LES POLICES NUMÉRIQUES: PostScript, TrueType et OpenType

Une partie du texte resumé ci-dessous est tiré du site d'Adobe

Les polices PostScript (ou Adobe PostScript Type 1)
Norme mondiale relative aux polices de caractères numériques et vectorielles. Depuis plus de 15 ans, Type 1 est le format privilégié des secteurs de la publication et des arts graphiques.
Les polices Type 1 sont reconnues par toutes les plates-formes informatiques.

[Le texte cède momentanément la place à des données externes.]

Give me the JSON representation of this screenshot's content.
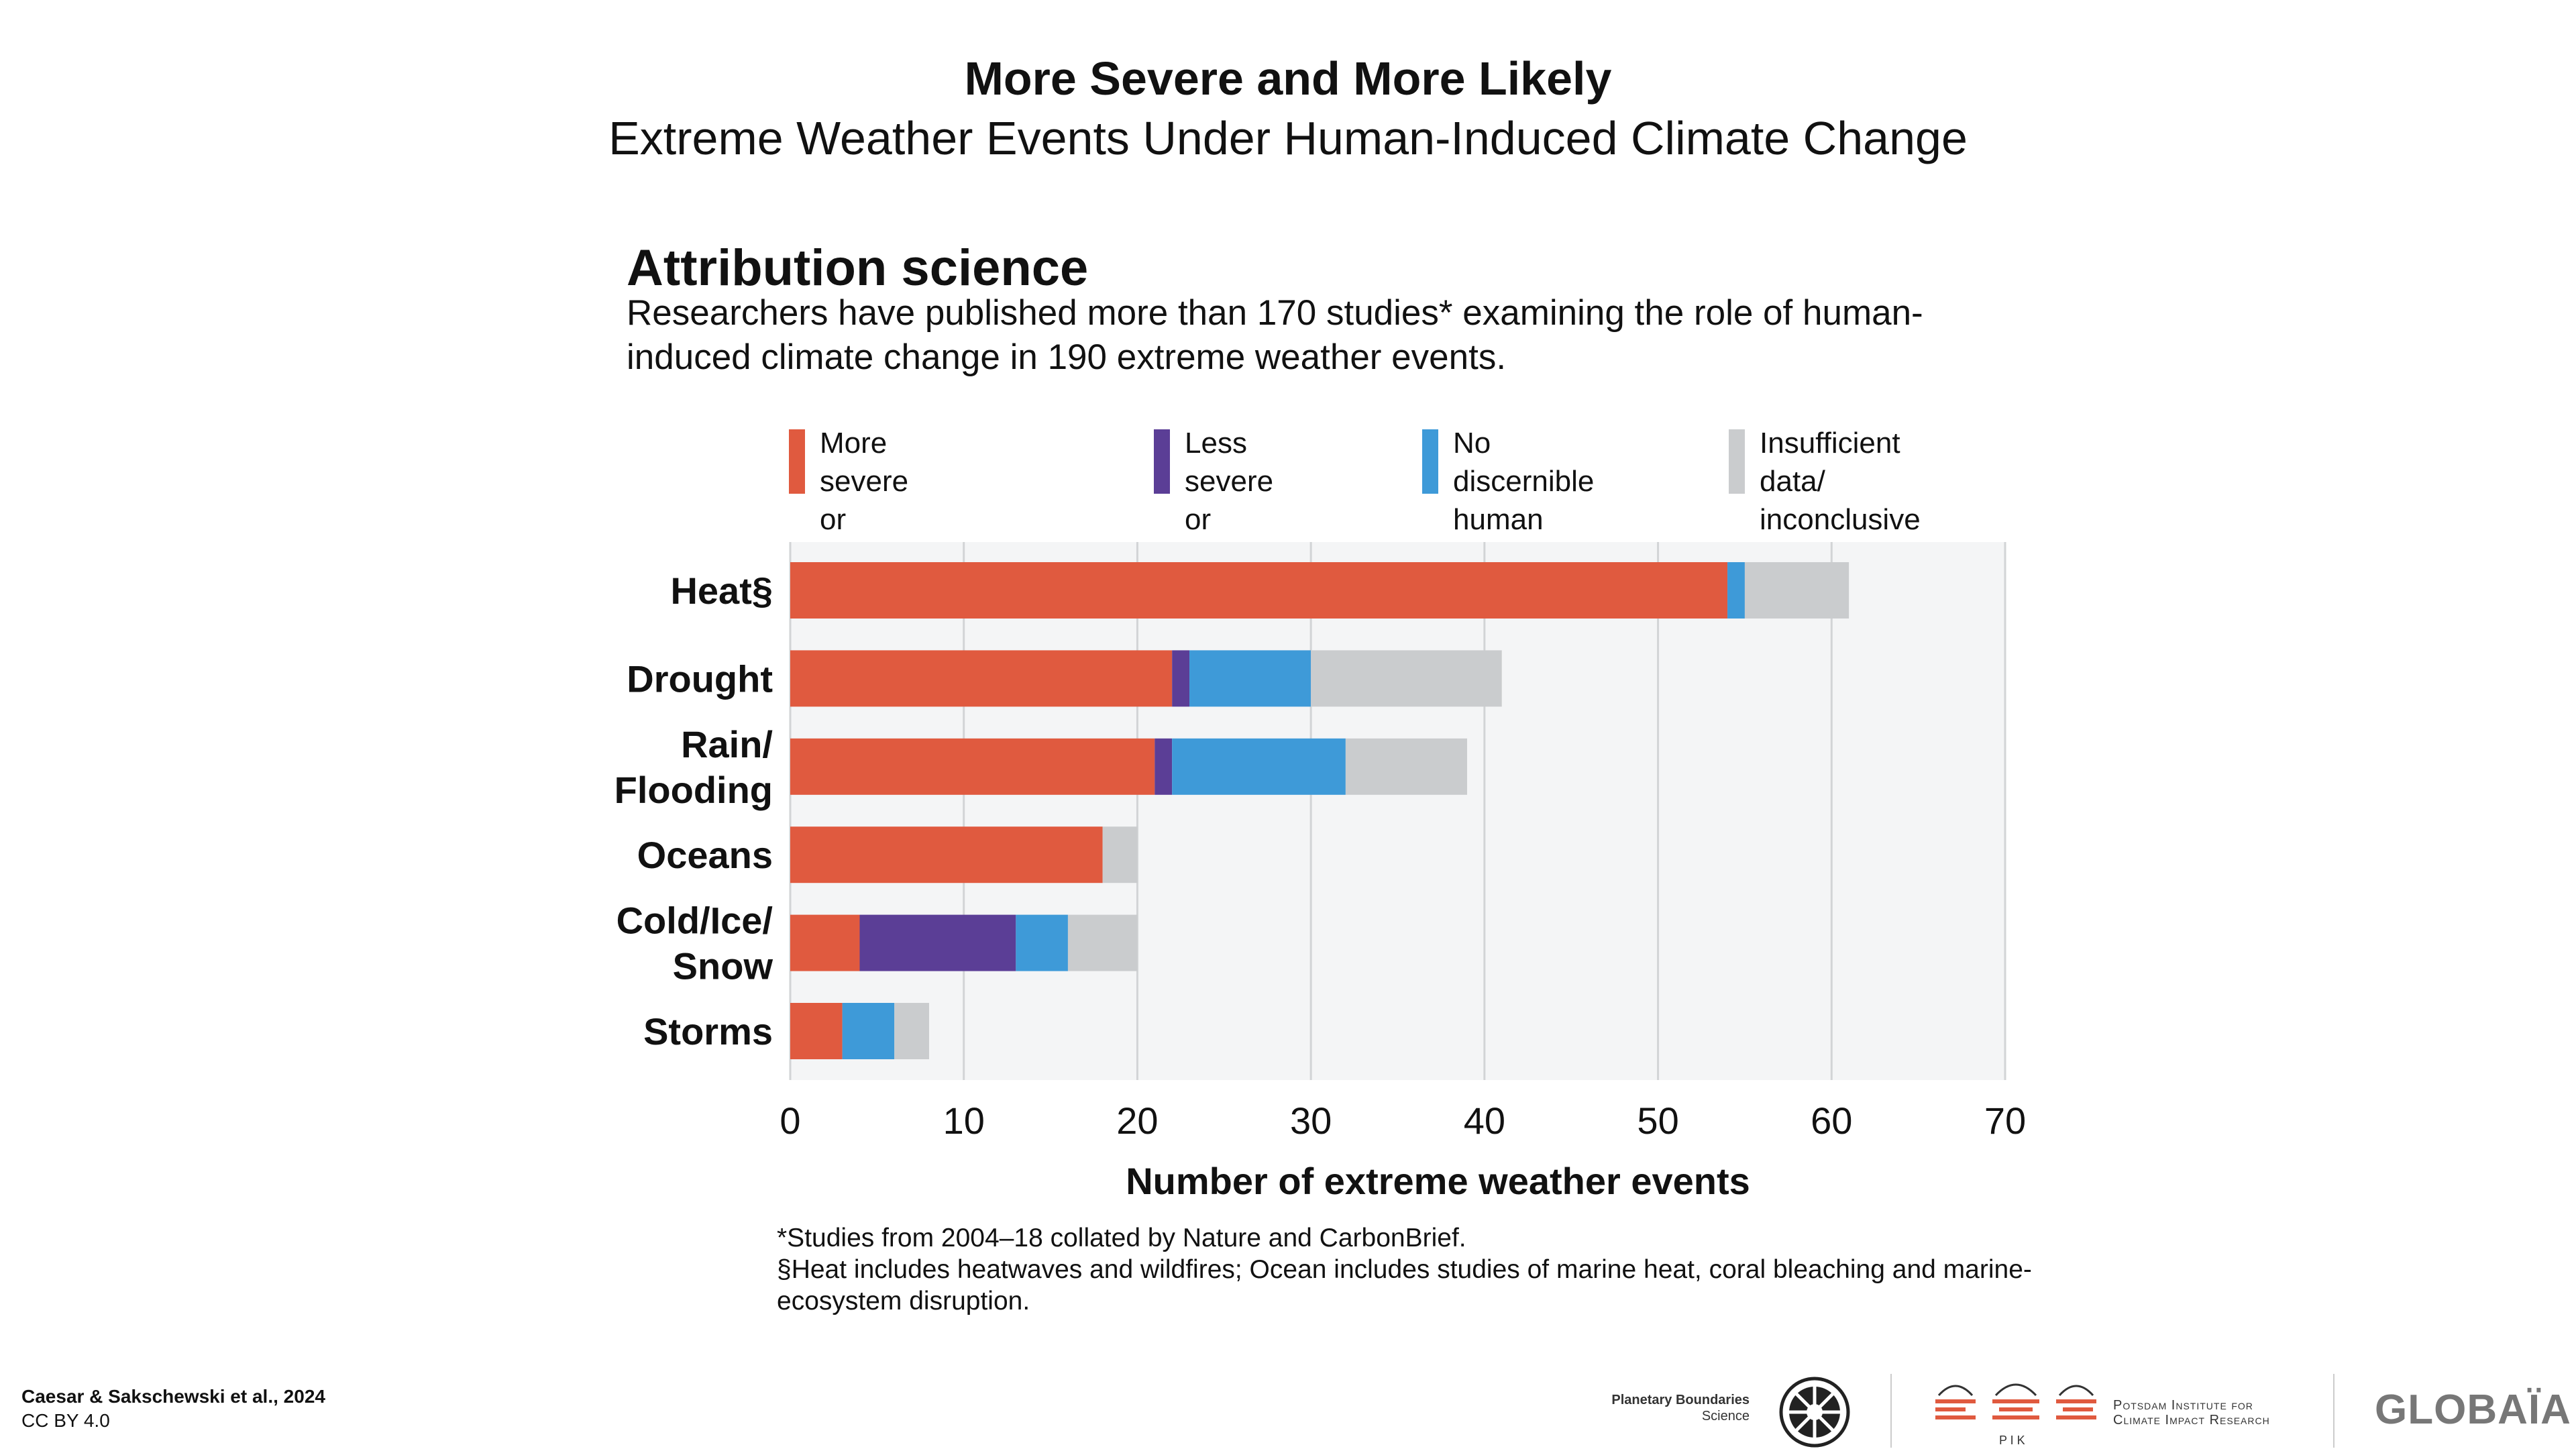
{
  "header": {
    "title": "More Severe and More Likely",
    "subtitle": "Extreme Weather Events Under Human-Induced Climate Change"
  },
  "section": {
    "title": "Attribution science",
    "description": "Researchers have published more than 170 studies* examining the role of human-induced climate change in 190 extreme weather events."
  },
  "legend": [
    {
      "label": "More severe or more\nlikely to occur",
      "color": "#E05A3F"
    },
    {
      "label": "Less severe or\nlikely to occur",
      "color": "#5B3E96"
    },
    {
      "label": "No discernible\nhuman influence",
      "color": "#3E9AD8"
    },
    {
      "label": "Insufficient data/\ninconclusive",
      "color": "#CACCCE"
    }
  ],
  "chart_data": {
    "type": "bar",
    "orientation": "horizontal",
    "stacked": true,
    "categories": [
      [
        "Heat§"
      ],
      [
        "Drought"
      ],
      [
        "Rain/",
        "Flooding"
      ],
      [
        "Oceans"
      ],
      [
        "Cold/Ice/",
        "Snow"
      ],
      [
        "Storms"
      ]
    ],
    "series": [
      {
        "name": "More severe or more likely to occur",
        "color": "#E05A3F",
        "values": [
          54,
          22,
          21,
          18,
          4,
          3
        ]
      },
      {
        "name": "Less severe or likely to occur",
        "color": "#5B3E96",
        "values": [
          0,
          1,
          1,
          0,
          9,
          0
        ]
      },
      {
        "name": "No discernible human influence",
        "color": "#3E9AD8",
        "values": [
          1,
          7,
          10,
          0,
          3,
          3
        ]
      },
      {
        "name": "Insufficient data/ inconclusive",
        "color": "#CACCCE",
        "values": [
          6,
          11,
          7,
          2,
          4,
          2
        ]
      }
    ],
    "xlim": [
      0,
      70
    ],
    "xticks": [
      0,
      10,
      20,
      30,
      40,
      50,
      60,
      70
    ],
    "xlabel": "Number of extreme weather events",
    "grid": "vertical",
    "plot_background": "#F4F5F6"
  },
  "footnotes": [
    "*Studies from 2004–18 collated by Nature and CarbonBrief.",
    "§Heat includes heatwaves and wildfires; Ocean includes studies of marine heat, coral bleaching and marine-ecosystem disruption."
  ],
  "credit": {
    "authors": "Caesar & Sakschewski et al., 2024",
    "license": "CC BY 4.0"
  },
  "logos": {
    "pbs_line1": "Planetary Boundaries",
    "pbs_line2": "Science",
    "pik_line1": "Potsdam Institute for",
    "pik_line2": "Climate Impact Research",
    "pik_caption": "P I K",
    "globaia": "GLOBAÏA"
  }
}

Elles ne sont prises en charge que par des imprimantes PostScript (PostScript interprété ou RIP réel intégré).
Les polices PostScript (ou Type 1) sont constituées de deux fichiers, l’un est destiné à la gestion dans les menus des applications et l’autre contient le descriptif en PostScript du caractère utilisé à l’impression ou pour la vectorisation.
Attention: les polices PS sont incompatibles sur des imprimantes non-PostScript (jet d'encre ou laser bon marché)
Les polices Type 1 sont une forme spécialisée du programme PostScript ; il s'agit du format de fichier original utilisé pour l'affichage des polices sur toutes les imprimantes PostScript. Le langage PostScript a ensuite été enrichi afin d'assurer la prise en charge des normes TrueType et OpenType relatives aux polices de caractères.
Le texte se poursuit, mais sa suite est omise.